A morte de uma criança, ocorrida na última quarta-feira (18) no interior do Acre, trouxe à tona um alerta grave para as famílias acreanas: o perigo dos desafios em jogos online. Embora o caso ainda esteja sob investigação para confirmar a motivação, a Polícia Civil do Acre (PCAC) já mobiliza seu Departamento de Inteligência para dar suporte técnico ao caso.
Em conversa exclusiva com o ContilNet, o diretor de Inteligência da Polícia Civil, delegado Nilton Cesar Boscaro, explicou que a tecnologia é, muitas vezes, a porta de entrada para criminosos. “Para a criança propriamente dita, que vai até 12 anos incompletos, os jogos são um grande atrativo. Então, essa é a porta de entrada. Por isso que a gente pede para os pais redobrarem a atenção, principalmente com esses joguinhos virtuais”, afirmou.
Investigação e perícia técnica
O tablet que a criança utilizava foi apreendido e encaminhado para Rio Branco para passar por uma perícia minuciosa. Segundo o delegado, o equipamento sofreu danos no momento do ocorrido, o que exige um trabalho especializado. “Eu vou acompanhar o caso junto com a perícia. Vou levar esses equipamentos eletrônicos junto com o delegado de Sena lá na perícia. Pedir uma prioridade nessa situação para a gente poder recuperar essa tela e acessar o conteúdo desse tablet”, explicou Boscaro.
Somente após essa análise técnica será possível confirmar se houve induzimento ao suicídio. “Aí sim a gente vai poder dar maiores detalhes dessa ocorrência”, completou.

Após tragédia, delegado alerta pais sobre relação de crianças com jogos | Foto: Reprodução
O modus operandi dos criminosos no mundo virtual
O delegado detalhou como perfis mal-intencionados se aproximam de menores de idade, utilizando-se da confiança e da evolução gradual de desafios. “Os criminosos já não vão logo de cara. Eles vão conquistando a confiança e vão passando a questão do… e vai elevando o nível”, alertou.
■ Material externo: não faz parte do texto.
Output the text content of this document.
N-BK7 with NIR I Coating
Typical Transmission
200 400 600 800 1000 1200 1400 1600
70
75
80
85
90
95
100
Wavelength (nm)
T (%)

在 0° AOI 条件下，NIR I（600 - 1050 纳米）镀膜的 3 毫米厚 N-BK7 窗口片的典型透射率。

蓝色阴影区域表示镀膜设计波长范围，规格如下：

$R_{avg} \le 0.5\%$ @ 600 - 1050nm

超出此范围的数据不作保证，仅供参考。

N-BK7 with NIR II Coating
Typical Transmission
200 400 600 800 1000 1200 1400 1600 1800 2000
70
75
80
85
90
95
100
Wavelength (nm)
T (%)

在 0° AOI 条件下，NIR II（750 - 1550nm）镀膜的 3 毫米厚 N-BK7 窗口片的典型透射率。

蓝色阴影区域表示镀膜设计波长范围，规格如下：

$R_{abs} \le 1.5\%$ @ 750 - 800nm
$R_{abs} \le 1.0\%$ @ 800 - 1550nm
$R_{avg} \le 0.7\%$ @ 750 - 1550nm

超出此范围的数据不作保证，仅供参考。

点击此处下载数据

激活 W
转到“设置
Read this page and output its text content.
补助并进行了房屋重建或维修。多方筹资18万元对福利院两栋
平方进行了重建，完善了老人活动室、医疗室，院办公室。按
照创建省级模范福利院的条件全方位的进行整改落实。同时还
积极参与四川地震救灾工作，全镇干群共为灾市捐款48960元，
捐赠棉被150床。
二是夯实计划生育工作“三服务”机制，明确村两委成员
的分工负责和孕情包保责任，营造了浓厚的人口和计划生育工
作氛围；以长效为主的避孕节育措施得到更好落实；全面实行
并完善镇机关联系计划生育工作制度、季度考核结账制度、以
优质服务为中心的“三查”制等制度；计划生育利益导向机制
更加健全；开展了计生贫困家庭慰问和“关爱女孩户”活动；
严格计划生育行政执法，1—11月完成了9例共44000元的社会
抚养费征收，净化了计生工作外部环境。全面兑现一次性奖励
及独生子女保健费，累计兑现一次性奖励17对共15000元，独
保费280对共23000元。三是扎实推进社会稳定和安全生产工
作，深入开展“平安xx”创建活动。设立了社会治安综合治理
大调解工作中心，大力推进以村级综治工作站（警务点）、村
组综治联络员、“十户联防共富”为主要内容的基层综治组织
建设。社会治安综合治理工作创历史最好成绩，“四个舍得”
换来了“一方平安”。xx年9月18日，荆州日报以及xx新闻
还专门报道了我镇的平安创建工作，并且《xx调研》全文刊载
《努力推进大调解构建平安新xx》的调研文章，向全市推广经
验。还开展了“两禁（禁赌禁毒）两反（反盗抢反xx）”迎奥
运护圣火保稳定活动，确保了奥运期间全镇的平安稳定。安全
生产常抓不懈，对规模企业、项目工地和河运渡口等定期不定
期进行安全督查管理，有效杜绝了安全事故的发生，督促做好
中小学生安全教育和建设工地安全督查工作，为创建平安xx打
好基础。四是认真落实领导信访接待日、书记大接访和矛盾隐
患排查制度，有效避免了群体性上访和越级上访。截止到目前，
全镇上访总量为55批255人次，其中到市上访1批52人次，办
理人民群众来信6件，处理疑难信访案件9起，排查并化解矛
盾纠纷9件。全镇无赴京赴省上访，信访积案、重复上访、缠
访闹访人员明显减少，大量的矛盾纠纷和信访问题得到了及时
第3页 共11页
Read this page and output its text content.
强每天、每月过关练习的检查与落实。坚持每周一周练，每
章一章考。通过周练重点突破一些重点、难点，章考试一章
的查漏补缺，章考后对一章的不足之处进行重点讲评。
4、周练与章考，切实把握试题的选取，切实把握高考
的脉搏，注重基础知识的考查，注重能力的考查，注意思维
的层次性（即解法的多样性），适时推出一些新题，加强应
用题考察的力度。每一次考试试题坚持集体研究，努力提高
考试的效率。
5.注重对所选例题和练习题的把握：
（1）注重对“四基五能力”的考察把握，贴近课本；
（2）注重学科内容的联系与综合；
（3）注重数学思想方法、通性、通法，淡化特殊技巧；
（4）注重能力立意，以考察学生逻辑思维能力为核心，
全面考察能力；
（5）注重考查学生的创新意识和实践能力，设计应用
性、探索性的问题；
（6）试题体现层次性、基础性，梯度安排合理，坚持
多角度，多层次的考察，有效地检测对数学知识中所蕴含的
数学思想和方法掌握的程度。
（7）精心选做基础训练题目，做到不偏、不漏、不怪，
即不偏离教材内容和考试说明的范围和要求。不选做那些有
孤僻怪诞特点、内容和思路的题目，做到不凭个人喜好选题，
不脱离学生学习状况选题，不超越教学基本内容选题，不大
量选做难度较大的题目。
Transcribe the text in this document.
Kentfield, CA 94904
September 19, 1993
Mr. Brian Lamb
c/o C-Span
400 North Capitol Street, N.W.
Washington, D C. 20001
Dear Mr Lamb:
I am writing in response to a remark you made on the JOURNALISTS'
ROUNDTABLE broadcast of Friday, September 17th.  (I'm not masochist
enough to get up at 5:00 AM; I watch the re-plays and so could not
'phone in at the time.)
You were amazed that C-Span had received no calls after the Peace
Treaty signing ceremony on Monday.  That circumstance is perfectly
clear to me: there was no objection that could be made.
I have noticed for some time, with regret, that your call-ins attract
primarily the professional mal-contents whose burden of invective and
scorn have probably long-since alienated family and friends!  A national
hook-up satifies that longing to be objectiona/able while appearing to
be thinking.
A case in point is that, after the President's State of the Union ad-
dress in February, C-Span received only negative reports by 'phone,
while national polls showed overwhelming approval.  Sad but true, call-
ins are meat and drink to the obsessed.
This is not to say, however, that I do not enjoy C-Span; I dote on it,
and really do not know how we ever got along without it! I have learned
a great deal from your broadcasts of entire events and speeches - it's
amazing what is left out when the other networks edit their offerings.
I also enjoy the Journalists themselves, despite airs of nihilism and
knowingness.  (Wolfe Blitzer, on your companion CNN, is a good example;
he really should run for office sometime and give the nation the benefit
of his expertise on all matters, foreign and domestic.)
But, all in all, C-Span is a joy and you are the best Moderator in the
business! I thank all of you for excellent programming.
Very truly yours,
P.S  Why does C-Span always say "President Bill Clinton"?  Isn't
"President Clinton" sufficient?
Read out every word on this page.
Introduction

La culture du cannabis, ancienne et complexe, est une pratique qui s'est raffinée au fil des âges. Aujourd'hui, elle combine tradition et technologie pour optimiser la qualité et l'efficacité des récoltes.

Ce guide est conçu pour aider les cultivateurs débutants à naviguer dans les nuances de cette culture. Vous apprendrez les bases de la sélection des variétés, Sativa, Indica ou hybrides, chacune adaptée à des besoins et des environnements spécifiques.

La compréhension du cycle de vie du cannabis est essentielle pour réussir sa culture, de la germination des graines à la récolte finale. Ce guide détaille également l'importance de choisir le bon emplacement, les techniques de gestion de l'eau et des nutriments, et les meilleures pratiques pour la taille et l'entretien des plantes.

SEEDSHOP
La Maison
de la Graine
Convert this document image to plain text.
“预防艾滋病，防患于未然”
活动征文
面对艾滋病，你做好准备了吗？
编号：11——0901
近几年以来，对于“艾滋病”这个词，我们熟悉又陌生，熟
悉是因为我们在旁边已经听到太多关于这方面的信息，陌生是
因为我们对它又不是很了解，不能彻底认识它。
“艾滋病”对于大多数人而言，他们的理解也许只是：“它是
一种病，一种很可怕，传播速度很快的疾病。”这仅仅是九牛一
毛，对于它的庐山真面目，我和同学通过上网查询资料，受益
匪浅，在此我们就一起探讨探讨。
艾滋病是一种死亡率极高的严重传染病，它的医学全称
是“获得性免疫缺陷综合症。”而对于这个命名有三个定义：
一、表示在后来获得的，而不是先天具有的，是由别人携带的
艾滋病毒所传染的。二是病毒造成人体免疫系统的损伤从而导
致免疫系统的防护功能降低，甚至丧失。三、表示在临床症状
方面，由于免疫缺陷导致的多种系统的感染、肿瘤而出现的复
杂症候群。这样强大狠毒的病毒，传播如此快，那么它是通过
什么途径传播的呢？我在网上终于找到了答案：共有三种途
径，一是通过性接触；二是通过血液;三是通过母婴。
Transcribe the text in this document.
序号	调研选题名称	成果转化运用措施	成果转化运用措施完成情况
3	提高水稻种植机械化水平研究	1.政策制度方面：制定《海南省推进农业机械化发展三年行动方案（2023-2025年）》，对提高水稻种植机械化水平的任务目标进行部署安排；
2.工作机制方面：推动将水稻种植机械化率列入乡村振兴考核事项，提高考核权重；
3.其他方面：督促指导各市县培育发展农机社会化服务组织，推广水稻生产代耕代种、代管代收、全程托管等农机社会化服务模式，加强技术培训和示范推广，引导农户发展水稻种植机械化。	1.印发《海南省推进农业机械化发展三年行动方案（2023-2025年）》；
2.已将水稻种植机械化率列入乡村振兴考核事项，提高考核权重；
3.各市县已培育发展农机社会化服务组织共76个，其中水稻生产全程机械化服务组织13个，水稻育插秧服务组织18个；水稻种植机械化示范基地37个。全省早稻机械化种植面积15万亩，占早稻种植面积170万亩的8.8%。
Ele destacou que, no mundo virtual, a facilidade que as crianças têm com a tecnologia pode ser um risco se não houver supervisão. “No mundo virtual, às vezes tem algum criminoso que está também nesse mundo e está mal-intencionado e vai manter algum tipo de relacionamento social. E aí, ali é a porta de entrada. E aí a criança acaba sendo atraída pelo joguinho e ali no joguinho começa a interação”.
Monitoramento
Um dos pontos mais enfáticos da entrevista foi a necessidade de os pais superarem o receio de “invadir a privacidade” dos filhos quando o assunto é segurança. “É necessário hoje em dia que os pais acessem os dispositivos eletrônicos dos filhos e façam monitoramento das redes sociais, desses joguinhos virtuais que eles acabam utilizando ali como lazer”.
Boscaro alertou para o perigo de usar a tecnologia como uma “babá eletrônica” para acalmar as crianças. “Os pais não podem transferir essa responsabilidade de cuidar dos filhos, de estar próximo do filho, para um equipamento eletrônico, porque pode ser muito perigoso. É bom os pais não transferirem a responsabilidade”.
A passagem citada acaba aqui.